In the Albanian cities of the late Middle Ages, public monuments and religious institutions were built in very close proximity to one another, a phenomenon that did not exist in other cities of the Ottoman Empire. The center of the castle neighborhood hosts the Church of St. Mary’s Assumption as well as many homes of Islamic believers who regularly visit the King’s Mosque.
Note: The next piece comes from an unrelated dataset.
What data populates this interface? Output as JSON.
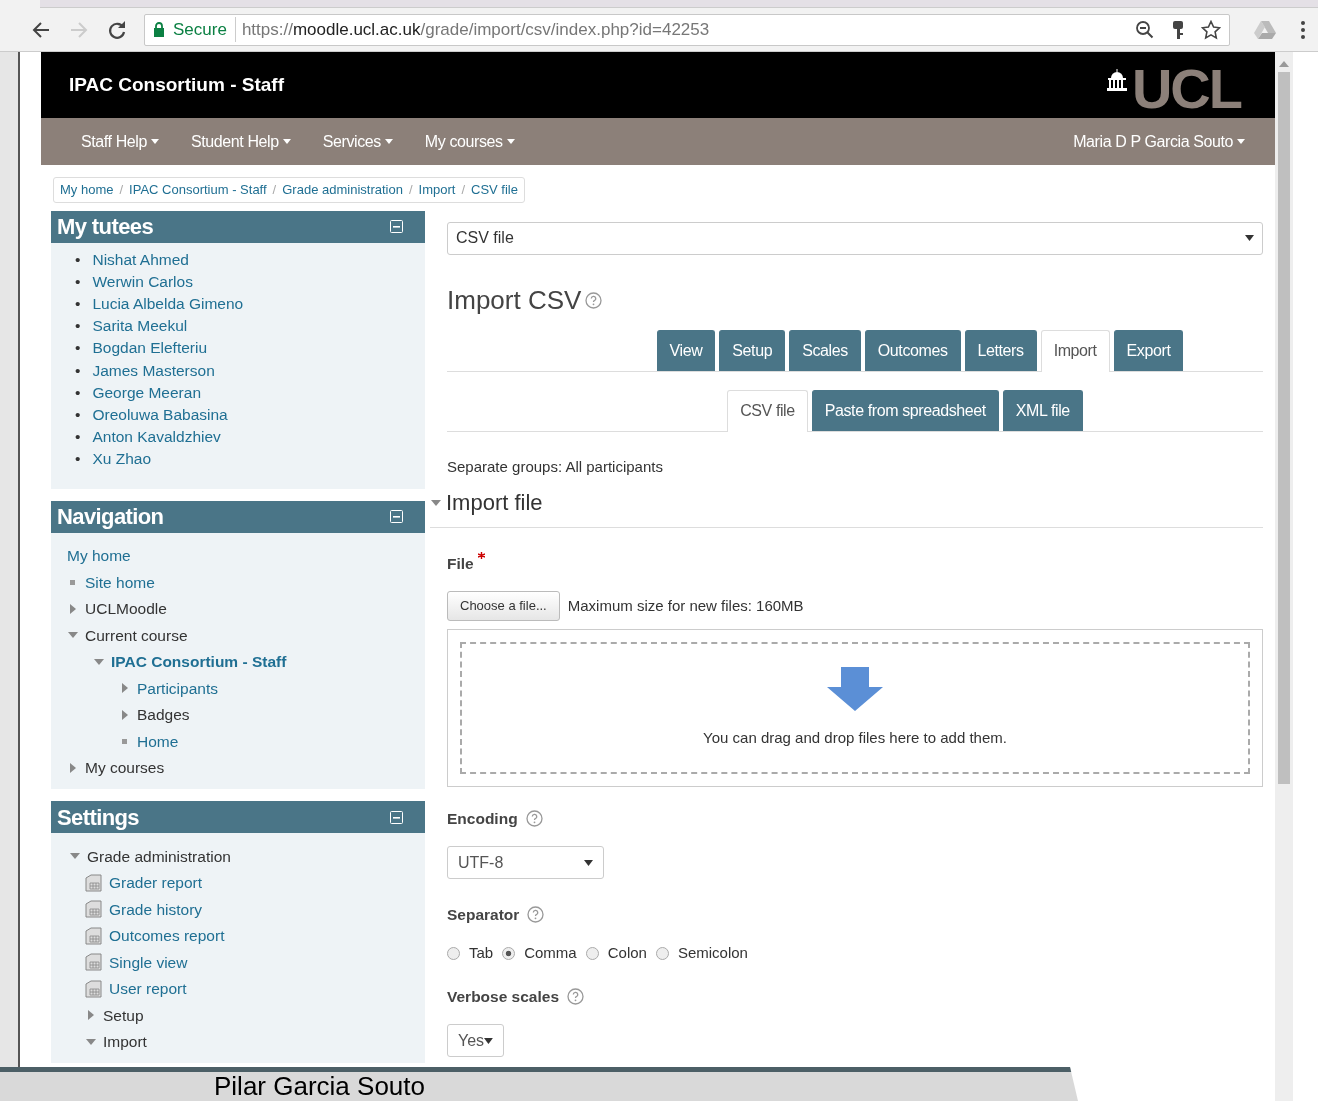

At the time, Albanian cities introduced an unprecedented religious tolerance which still continues to this day!

The Castle of Elbasan also honors the prominent figures in the progress of Albanian language and culture such as Kostantin Kristoforidhi, who gave Albanians their first elementary school textbook in Albanian and the first Albanian translation of the Old Testament, as well as the founders of the Albanian Academy of Sciences. A walk through the rest of the castle reveals an astounding variation of beautiful architecture: Ottoman-style houses, typical of central Albania, Italian-style flats of the 19th and 20th centuries, and communist as well as post-communist era buildings. Through destructions and reconstructions throughout centuries, this castle has somehow retained all the epochs, emperors, stories, cultures and religions that have dwelled inside its walls!